Putting It All Together

Below is a schematic illustrating how Mentat blends RAG and tokenization to move from a clinician’s question to a grounded diagnostic suggestion:

Figure 3. Schematic for retrieval-augmented generation with BioBERT embeddings.

Diagnostic & Corpus: Mentat takes the preliminary diagnostic and queries local medical records.
BioBERT Tokenization: Converts text into embeddings, capturing semantic context.
Cosine Similarity: Ranks potential matches from the corpus.
Grounded Diagnostic: Combines the matched information with the initial question and context to produce a final, structured suggestion.

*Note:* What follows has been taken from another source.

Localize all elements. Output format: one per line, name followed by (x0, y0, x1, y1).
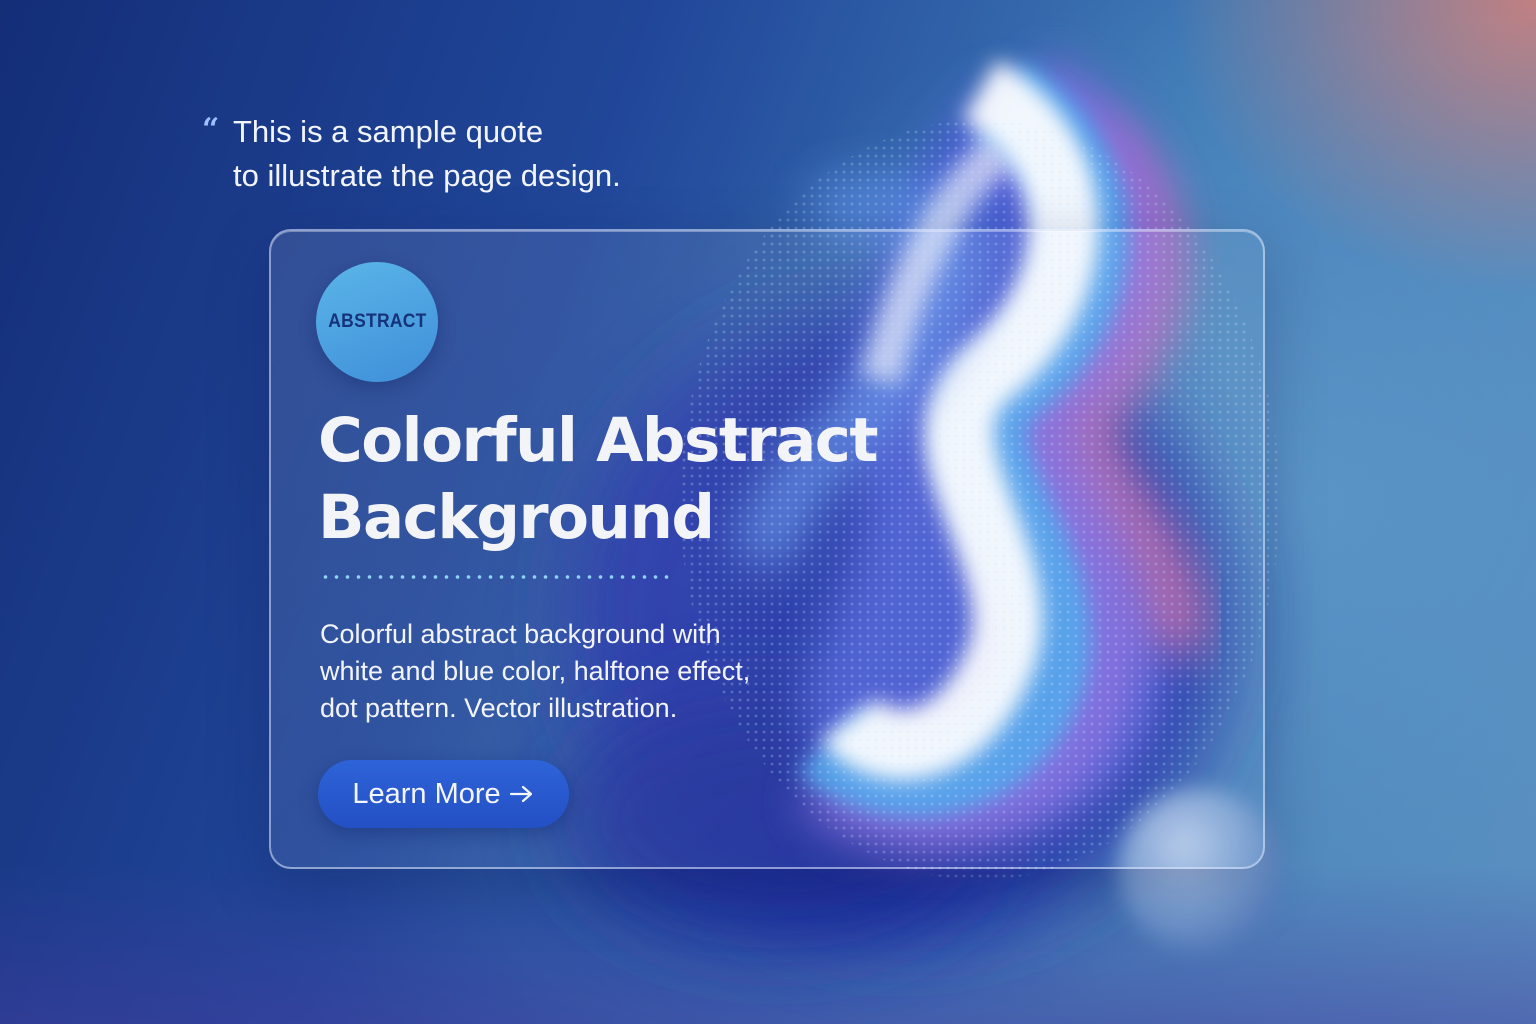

Note: While Mentat aims to streamline patient data entry and provide supportive diagnostic insights, it is not a standalone diagnostic tool. Medical professionals remain the final authority on patient care and decisions.

Hardware

Our future design envisions a handheld tablet that remains offline and preserves data integrity:

Nvidia Orin NX 16GB – Core GPU for local inference.
ReComputer J4012 – Carrier board for Orin NX.
ReSpeaker Lite – For natural language processing.
Touch Screen & Speaker – For interactive and audio outputs.
Custom 3D-Printed Case – Protects internal components.

Conclusion

By integrating proactive conversation templates, structured data storage, few-shot learning, and retrieval-augmented generation, Mentat provides a robust, human-in-the-loop system. This end-to-end approach helps medical teams collect patient data more reliably and generate targeted insights without compromising on security or data privacy.